Sejamos francos: o que esperar de um filme que se baseia num musical da Broadway, que tem como protagonista um ator de X-Men (Hugh Jackman, que faz o papel de Jean Valjean) e Sacha Baron "Borat" Cohen (como Monsieur Thénardier)?
Imagino que você pensaria duas vezes até decidir assistir. Foi o que aconteceu comigo.
Mas havia aquele outro lado. O filme é a obra de Victor Hugo, nada menos que Os Miseráveis. Esta obra, publicada em 1862, foi um dos primeiros best-sellers mundiais, vendendo 7 mil exemplares em um dia, só em Paris. Trata do período de formação da classe trabalhadora parisiense, que vivia em bairros centrais de maneira extremamente precária (lembrando em muito a descrição dos bairros operários ingleses que Engels faz em A Classe Trabalhadora na Inglaterra). Hugo descreve a epidemia de cólera que mata 32 mil pessoas em 1832, jogados em fossas comuns. Foi o estopim para inúmeras revoltas, incluindo as barricadas que derrubam Carlos X e que permanecem até 1848.
Apenas como nota de rodapé, lembro que Hugo tinha como pai um ateu republicano (admirador de Napoleão) e uma mãe católica (defensora da Casa Real). Ressalto este detalhe porque com seu pai na frente de batalha, Hugo foi morar num convento abandonado das Feuillantines, citado em Os Miseráveis. Com a Revolução de 1848, Victor Hugo abandona o catolicismo radical e abraça o republicanismo.
Dito isto, o filme surpreende. Primeiro, se concentrou na tradição de ter o texto cantado, fugindo das atualizações recentes de filmes musicais. Acabou por dar um tom mais reflexivo ao texto, porque obriga o espectador a acompanhar o texto para compreendê-lo. Esta escolha acaba por diluir as características marcantes dos atores. Por este motivo, fui pesquisar e acabei por descobrir que Sacha é formado em história pela Universidade de Cambridge! Mais: pesquisava sobre as raízes dos preconceitos contemporâneos!!!

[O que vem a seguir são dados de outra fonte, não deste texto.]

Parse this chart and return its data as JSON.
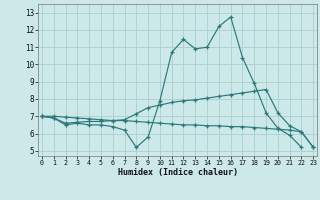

Se a adaptação acaba por escorregar em certo didatismo, o conteúdo da obra é preservado. O sentimento de injustiça e a forte crítica ao establishment são nítidos, chegando ao ápice na cena final. Alguns críticos afirmaram que sentiram uma mera transposição do teatro para a telona. Talvez tenha sido exatamente isto que me atraiu.